Isn't that a good thing? As a dev submitting something to them, I want my feature/bugfix to stay with the product.

Are you suggesting that devs should be able to burden the original contribution with conditions, like "they can't use my code without permission 5 years later if you relicense"? That's untenable, isn't it?

I don't know how else you would accept external contributions for software without the grant in the CLA. Perhaps I'm not creative enough!


I submit my code contributions, for free, because I am participating in a collaborative community effort called an Open Source Project. I do not typically contribute to the proprietary codebases of for-profit companies for free; I have a contractor rate for that.

If you say 'that makes it untenable for me to accept your contributions for free, then relicense to proprietary keeping those contributions', well, that's your problem. I don't particularly care about arranging tenable circumstances for you to sell my work under a proprietary license without paying me.

The way you accept external contributions for software without a CLA grant is by not attempting to take the project proprietary, and keeping the open source arrangement forever. I do not see how you could be confused about an open source project staying open source forever while taking open-source-only contributions. That is what almost all open source projects do.


That's a really good point—I hadn't considered it from that angle. Thanks for that perspective.


I'm concerned about relicensing. See HashiCorp.


It may not technically reassign copyright, but it grants them permission to do whatever they want with your contributions, which seems pretty equivalent in terms of outcome.


Yes, you grant the entity you've submitted a contribution to, to use (not own) your contribution in whatever it ends up in. That was the whole point of the developer's contribution right?

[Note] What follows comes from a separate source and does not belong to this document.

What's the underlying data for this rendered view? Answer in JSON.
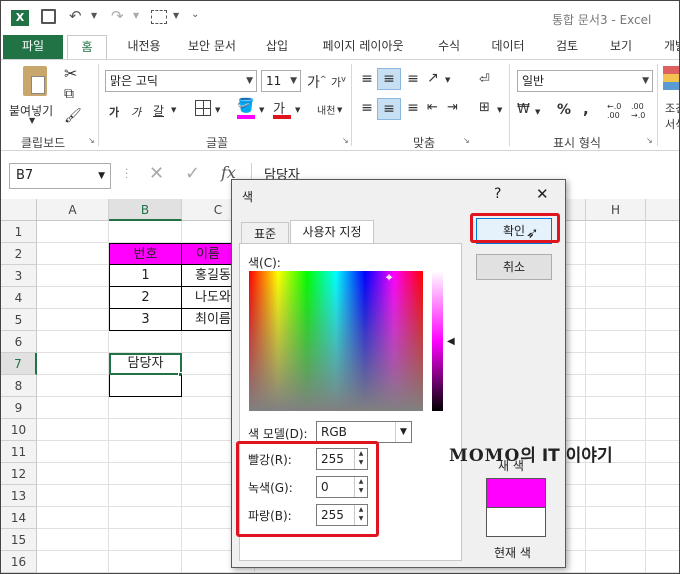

Without CLA, they can’t sell, for example, the code under different license, or be an exception themselves for the current GPL license requirements. But yeah, there might be some confusion with terms.

Relevant part:

> 2. Grant of Copyright License. Subject to the terms and conditions of this Agreement, You hereby grant to Company, and to recipients of software distributed by Company related hereto, a perpetual, worldwide, non-exclusive, no-charge, royalty-free, irrevocable copyright license to reproduce, prepare derivative works of, publicly display, publicly perform, sublicense, and distribute, Your Contributions and such derivative works (the “Contributor License Grant”). Further, to the extent that You participate in any livestream or other collaborative feedback generating session offered by Company, you hereby consent to use of any content shared by you in connection therewith in accordance with the foregoing Contributor License Grant.